Building the Project

Boxy uses Maven and requires Java 17+. From the root:

mvn clean package

Integration tests use Testcontainers with MySQL (default) or Postgres. Configure via env vars:

Variable Default Description
DB_TYPE mysql mysql or postgres
DB_HOST localhost Database host
DB_PORT 3306/5432 Database port
DB_NAME events_db Schema name
DB_USER user Database user
DB_PASSWORD password Database password

Getting Started

Prerequisites

  1. Java 17 or higher
  2. MySQL 8.0+ or PostgreSQL 12+
  3. Maven 3.6+

Database Setup

  1. Create a database for Boxy:
CREATE DATABASE events_db;
CREATE USER 'user'@'localhost' IDENTIFIED BY 'password';
GRANT ALL PRIVILEGES ON events_db.* TO 'user'@'localhost';
  1. Run the Liquibase migrations to set up the schema:
mvn liquibase:update -Dliquibase.url=jdbc:mysql://localhost:3306/events_db -Dliquibase.username=user -Dliquibase.password=password

Advanced Configuration

You can configure various aspects of Boxy:

BoxySubscription subscription = BoxySubscription.builder()
    .dataSource(dataSource)
    .name("order-processor")
    .build();

BoxyConsumer consumer = subscription.createConsumer(BoxyConsumer.builder()
    .id("consumer-1")
    .weight(2)                     // Higher weight gets proportionally more partitions
    .build());

Cluster-wide heartbeat, lease, and metrics settings can be adjusted by updating the heartbeat_policies, lease_policies, and metrics_policies tables.

FAQ

How is the schema managed?

Liquibase is used for schema management, but we do not use the database agnostic schema definitions. When this was attempted it was found that 1) the resulting YAML files were overly complex and required too many exceptions, and 2) the generated schemas would not perform as well as hand-crafted schemas without additional exceptions.
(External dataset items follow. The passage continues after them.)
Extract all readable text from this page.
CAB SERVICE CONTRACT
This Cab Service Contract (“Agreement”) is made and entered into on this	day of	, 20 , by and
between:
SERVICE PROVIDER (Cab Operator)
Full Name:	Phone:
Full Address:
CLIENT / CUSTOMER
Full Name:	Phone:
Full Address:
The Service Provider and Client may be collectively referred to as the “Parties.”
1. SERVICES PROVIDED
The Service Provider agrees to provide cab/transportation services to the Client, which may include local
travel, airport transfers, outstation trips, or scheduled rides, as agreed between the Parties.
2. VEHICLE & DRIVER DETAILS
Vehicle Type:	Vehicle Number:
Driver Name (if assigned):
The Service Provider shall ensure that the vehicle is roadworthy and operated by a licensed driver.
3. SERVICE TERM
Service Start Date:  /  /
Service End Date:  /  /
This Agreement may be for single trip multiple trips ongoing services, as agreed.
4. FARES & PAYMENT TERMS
Since we aim to support a wide range of databases, a decision was made to maintain complete control over the schema.

Contributing

Contributions to Boxy are welcome! Here's how you can contribute:

  1. Fork the Repository: Start by forking the repository on GitHub.

  2. Create a Branch: Create a branch for your feature or bugfix.

    git checkout -b feature/your-feature-name
  3. Make Changes: Implement your changes, following the existing code style.

  4. Write Tests: Add tests for your changes to ensure they work correctly.

  5. Run Tests: Make sure all tests pass before submitting your changes.

    mvn test
  6. Submit a Pull Request: Push your changes to your fork and submit a pull request to the main repository.

Development Guidelines

  • Follow the existing code style and conventions.
  • Keep changes focused on a single issue or feature.
  • Document new code with Javadoc comments.
  • Update the README.md if your changes affect the public API or usage instructions.
  • Add appropriate tests for your changes.

License

Boxy is released under the Apache License 2.0. See the LICENSE file for details. See the License for the specific language governing permissions and limitations under the License.